Passaporte e cartão de embarque sobre mesa, representando o processo de visto para Portugal
Imigração e Vistos para Portugal

Guia Completo de Vistos para Portugal: Residência, Estada Temporária e a Lei 61/2025

Guia completo e atualizado sobre vistos para Portugal: a diferença entre visto e autorização de residência, todos os D-Vistos e E-Vistos, os valores de meios de subsistência exigidos e o que mudou com a Lei n.º 61/2025.

Atualizado em 1 de agosto de 2026.

Poucos processos geram tanta confusão quanto a imigração para Portugal, e a Lei n.º 61/2025 tornou o cenário ainda mais exigente. O caminho que a maioria dos brasileiros usava até 2025, entrar como turista e regularizar-se depois, deixou de existir.

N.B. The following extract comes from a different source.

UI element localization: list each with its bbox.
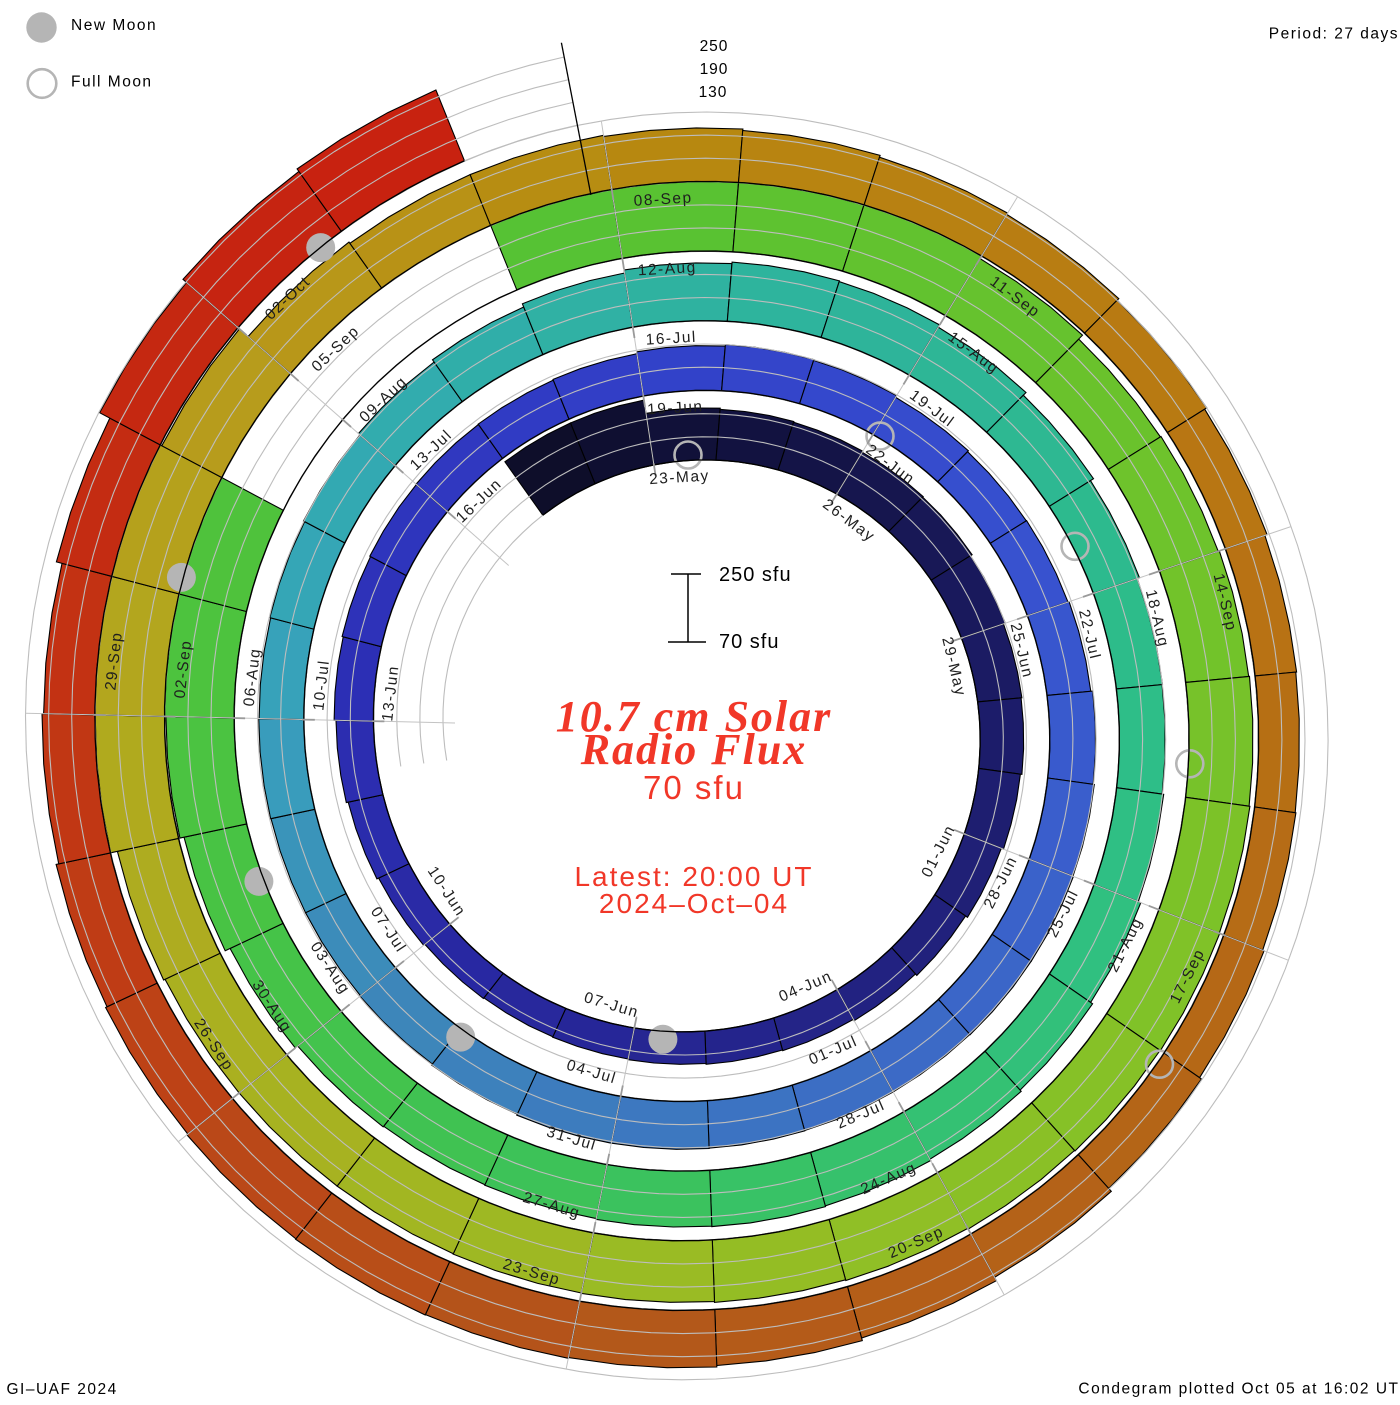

Este guia reúne, em um só lugar, tudo o que você precisa entender antes de iniciar o processo: como funcionam as duas etapas obrigatórias, quais vistos existem, quanto você precisa comprovar de rendimento e o que exatamente mudou com a nova lei.

Resumo Executivo

  • A Lei n.º 61/2025 encerrou o caminho de entrar como turista e regularizar depois: hoje o visto (D-Visa) precisa ser obtido no consulado, antes de viajar.
  • Visto de Residência (D-Visa) e Autorização de Residência (AR) são documentos diferentes, emitidos por órgãos diferentes: o primeiro no consulado, o segundo na AIMA, já em Portugal.
  • Os meios de subsistência são calculados sobre o Salário Mínimo Nacional: 100% para o titular, 50% para o cônjuge, 30% por filho menor, cobrindo ao menos 12 meses.
  • O reagrupamento familiar ficou mais rigoroso: em regra, exige 2 anos de Autorização de Residência prévia (ou 15 meses de residência somados a 18 meses de coabitação para casais sem filhos).
  • Documentos brasileiros (certidões, diplomas) geralmente precisam de Apostila de Haia antes de ter validade em Portugal.

O que você vai encontrar aqui


1. As duas etapas: visto não é autorização de residência

Este é o ponto que mais gera erro. Visto de Residência e Autorização de Residência não são sinônimos, não são obtidos no mesmo lugar e não servem para a mesma coisa.

Visto de Residência (D-Visa)

É um documento temporário (um selo colado no passaporte) com duas funções: autorizar sua entrada legal em Portugal com finalidade de residir e permitir que você solicite a autorização definitiva depois de chegar.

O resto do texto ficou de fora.